Truth is, people on the internet are way better at preserving gaming history than the main players in the industry will ever be.
Digital game can disappear, and they can come back. Physical games usually don't go back into print. And can you even name a game that you currently want to play that you can't buy digitally without searching the internet? (and don't say PT, it's a demo)

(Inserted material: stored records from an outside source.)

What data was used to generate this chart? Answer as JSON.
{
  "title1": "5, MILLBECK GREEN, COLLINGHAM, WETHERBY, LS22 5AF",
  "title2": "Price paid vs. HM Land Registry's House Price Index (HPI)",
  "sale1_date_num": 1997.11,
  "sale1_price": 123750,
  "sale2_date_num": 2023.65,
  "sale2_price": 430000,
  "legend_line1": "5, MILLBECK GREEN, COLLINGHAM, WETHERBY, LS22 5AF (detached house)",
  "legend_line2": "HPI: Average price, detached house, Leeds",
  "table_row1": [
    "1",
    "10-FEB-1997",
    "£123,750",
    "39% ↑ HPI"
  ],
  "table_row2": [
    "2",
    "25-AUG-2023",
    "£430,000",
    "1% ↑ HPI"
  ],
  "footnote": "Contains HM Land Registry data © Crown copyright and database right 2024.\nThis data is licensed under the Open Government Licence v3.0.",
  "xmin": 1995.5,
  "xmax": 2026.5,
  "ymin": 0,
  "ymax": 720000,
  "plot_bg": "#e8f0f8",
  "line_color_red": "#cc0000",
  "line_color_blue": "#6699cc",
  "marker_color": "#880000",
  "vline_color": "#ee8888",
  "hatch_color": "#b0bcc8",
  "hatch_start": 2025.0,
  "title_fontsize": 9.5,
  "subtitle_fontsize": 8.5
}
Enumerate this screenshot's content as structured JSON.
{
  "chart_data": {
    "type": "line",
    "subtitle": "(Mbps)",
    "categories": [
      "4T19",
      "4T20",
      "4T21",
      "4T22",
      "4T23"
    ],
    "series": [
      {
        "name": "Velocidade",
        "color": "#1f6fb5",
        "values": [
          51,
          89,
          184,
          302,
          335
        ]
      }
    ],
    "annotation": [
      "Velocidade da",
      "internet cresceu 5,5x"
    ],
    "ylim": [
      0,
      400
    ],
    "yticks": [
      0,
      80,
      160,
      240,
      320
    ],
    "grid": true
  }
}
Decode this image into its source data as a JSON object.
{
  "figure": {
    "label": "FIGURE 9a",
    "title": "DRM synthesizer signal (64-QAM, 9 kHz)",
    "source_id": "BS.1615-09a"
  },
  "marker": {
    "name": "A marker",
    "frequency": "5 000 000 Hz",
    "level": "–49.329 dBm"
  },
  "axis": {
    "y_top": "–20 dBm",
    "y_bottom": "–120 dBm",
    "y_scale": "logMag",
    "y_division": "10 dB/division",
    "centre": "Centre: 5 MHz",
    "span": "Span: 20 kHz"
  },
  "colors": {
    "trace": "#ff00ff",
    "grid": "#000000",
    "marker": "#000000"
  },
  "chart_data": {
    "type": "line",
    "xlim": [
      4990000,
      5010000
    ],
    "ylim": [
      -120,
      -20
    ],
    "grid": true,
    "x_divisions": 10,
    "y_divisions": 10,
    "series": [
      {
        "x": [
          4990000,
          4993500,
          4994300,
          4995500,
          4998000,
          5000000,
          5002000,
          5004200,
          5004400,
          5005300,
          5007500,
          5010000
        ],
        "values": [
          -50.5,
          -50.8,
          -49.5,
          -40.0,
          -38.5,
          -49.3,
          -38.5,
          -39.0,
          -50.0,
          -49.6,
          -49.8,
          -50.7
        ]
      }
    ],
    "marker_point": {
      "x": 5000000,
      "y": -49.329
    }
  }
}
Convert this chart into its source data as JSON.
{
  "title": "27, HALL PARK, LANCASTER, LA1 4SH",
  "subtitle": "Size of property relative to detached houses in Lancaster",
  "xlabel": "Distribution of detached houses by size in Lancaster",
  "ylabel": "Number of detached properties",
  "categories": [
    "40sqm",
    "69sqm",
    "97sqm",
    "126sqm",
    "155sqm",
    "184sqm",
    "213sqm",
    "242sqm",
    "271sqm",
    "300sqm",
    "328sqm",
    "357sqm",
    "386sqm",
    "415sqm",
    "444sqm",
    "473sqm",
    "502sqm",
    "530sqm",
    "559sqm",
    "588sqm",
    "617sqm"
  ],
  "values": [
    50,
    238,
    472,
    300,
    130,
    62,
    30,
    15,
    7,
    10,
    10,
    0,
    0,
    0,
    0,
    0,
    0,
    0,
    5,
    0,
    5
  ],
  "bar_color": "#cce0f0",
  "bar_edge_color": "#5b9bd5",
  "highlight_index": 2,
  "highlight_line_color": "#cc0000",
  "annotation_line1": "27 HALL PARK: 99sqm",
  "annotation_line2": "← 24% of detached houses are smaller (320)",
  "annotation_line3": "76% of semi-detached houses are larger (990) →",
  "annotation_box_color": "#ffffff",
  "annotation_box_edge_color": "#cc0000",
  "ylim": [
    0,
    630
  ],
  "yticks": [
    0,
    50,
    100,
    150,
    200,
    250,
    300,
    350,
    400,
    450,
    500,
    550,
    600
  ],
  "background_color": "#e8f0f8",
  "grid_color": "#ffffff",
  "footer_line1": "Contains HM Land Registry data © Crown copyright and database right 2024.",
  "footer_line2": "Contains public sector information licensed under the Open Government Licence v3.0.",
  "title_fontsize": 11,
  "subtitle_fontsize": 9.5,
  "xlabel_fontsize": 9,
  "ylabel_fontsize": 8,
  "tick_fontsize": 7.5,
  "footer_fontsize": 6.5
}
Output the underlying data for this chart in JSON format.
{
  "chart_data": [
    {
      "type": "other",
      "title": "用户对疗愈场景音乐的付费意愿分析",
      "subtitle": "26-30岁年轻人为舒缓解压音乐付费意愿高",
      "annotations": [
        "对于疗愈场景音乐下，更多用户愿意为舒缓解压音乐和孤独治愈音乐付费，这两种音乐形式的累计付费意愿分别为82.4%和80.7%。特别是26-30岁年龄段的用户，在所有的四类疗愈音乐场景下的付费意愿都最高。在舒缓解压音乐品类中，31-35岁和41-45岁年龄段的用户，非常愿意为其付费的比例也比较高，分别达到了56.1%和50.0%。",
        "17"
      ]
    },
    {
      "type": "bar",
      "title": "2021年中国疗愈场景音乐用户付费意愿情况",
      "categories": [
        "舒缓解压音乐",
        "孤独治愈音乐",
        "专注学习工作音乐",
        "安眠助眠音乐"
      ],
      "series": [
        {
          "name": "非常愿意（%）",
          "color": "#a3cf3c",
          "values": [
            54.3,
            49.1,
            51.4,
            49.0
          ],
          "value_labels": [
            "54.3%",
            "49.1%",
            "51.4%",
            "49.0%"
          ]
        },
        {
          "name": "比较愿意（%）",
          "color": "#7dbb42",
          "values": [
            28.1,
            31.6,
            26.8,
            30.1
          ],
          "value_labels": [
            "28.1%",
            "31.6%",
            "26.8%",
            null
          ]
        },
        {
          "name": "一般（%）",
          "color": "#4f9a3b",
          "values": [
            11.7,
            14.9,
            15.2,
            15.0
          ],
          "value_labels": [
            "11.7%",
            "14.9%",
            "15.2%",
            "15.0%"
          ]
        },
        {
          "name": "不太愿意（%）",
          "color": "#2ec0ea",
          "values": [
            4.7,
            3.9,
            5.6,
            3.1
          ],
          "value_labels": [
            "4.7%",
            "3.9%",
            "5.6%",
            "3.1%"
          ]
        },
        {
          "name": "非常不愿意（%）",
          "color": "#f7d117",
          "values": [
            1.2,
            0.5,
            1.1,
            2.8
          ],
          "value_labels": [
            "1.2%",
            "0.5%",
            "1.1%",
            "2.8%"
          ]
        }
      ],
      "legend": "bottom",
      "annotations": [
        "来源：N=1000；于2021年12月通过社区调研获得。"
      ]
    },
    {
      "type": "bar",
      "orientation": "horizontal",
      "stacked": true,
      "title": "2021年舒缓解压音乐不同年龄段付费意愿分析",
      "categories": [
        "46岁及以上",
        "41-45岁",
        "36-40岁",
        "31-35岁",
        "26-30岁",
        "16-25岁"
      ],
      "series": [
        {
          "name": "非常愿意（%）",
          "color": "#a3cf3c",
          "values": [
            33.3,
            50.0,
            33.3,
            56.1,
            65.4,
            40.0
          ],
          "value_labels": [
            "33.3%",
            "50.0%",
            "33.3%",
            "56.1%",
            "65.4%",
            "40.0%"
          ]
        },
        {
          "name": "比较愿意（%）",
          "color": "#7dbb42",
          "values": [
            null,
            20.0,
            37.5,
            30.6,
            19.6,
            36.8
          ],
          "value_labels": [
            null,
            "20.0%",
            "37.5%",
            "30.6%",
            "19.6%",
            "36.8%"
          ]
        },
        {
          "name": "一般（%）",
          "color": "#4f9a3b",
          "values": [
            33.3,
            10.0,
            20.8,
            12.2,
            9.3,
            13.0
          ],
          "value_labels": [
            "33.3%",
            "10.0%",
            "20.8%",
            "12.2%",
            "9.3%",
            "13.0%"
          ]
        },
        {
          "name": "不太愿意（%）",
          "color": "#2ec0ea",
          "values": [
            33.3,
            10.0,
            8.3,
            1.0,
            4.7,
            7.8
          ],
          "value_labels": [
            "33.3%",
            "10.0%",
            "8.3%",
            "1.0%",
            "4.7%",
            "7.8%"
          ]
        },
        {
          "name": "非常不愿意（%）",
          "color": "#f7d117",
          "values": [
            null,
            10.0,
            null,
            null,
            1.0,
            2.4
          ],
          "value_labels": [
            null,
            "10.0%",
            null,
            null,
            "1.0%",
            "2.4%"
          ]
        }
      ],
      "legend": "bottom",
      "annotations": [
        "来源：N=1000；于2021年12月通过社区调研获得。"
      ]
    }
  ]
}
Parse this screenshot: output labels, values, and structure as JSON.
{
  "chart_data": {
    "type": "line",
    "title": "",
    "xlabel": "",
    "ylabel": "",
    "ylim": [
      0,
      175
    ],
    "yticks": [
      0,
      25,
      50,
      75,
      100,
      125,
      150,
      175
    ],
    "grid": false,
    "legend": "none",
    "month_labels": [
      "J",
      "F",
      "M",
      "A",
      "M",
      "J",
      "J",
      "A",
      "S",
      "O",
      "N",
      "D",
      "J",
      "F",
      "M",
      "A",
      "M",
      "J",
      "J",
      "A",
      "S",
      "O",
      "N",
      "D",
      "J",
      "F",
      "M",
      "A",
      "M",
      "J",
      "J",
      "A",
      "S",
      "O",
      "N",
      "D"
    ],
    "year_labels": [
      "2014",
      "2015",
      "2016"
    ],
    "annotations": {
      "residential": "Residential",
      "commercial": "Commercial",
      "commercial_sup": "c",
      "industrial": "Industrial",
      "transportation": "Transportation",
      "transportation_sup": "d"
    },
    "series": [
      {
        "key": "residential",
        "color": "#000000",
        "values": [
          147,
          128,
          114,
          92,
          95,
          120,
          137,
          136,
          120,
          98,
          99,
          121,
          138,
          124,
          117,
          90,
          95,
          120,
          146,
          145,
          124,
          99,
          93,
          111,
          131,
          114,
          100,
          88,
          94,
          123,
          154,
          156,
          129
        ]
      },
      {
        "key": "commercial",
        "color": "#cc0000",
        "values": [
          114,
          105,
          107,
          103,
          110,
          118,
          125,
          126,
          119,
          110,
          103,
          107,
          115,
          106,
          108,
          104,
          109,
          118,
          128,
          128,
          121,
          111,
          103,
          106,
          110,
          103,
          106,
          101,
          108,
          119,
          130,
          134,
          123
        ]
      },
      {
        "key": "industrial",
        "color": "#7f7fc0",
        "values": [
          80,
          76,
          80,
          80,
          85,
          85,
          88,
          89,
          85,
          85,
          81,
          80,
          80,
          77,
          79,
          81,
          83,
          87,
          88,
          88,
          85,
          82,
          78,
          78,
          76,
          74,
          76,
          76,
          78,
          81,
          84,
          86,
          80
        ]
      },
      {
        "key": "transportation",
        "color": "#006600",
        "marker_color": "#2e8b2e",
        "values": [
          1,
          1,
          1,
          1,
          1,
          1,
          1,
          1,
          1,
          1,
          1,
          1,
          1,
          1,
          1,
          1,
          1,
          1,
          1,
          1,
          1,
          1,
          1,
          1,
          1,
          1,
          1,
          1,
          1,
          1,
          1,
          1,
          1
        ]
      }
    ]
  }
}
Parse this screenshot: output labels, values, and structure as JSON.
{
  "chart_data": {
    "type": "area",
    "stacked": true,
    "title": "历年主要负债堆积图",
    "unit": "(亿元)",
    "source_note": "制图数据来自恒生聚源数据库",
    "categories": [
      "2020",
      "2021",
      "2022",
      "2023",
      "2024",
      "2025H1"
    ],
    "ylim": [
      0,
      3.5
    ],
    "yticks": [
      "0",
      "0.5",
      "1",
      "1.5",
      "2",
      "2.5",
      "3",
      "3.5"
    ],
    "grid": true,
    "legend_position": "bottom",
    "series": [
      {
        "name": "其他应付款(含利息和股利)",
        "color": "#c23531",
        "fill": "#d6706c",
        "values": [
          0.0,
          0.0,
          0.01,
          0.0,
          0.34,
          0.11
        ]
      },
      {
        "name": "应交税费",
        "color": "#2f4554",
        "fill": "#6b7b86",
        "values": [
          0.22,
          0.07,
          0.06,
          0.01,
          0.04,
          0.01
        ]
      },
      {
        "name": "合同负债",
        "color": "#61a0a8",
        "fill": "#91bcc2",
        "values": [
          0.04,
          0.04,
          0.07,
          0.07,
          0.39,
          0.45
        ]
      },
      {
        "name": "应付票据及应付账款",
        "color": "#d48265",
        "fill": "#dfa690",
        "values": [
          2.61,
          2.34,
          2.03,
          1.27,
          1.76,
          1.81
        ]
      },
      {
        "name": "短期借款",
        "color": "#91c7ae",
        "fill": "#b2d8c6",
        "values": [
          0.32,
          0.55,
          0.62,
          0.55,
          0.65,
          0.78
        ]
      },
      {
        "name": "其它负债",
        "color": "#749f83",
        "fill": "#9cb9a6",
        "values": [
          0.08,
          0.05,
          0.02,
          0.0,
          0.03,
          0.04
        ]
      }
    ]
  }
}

The Konami arcade games, for one. The Simpsons, Teenage Mutant Ninja Turtles, X-Men. I had TMNT on Xbox 360 and X-Men on PS3, and last I checked, you couldn't redownload them. I lost both my Xbox 360 and PS3 harddrives, so those games were lost, and I never got around to buying The Simpsons before it was too late.
Yeah, I get it's a very small percentage, but even one game is a loss. Digital only also excludes people who don't have reliable internet because of geographic locations, people who have data caps, and believe it or not, people who don't have internet at all. I'm aware of the advantages of digital games, but I don't think losing the advantages of physical games (like just handing over a game to a friend) is worth going digital only. Physical and digital should always co-exist.
@JustPlainLucas: Hey that Simpsons game looks cool I might check it out ;)
I'm joking, I'm joking....... I'm not really trying to play it.
You're right about one thing: Everyone gets to decide for themselves how they feel about our digital future. Personally I'll take the convenience of digital over physical.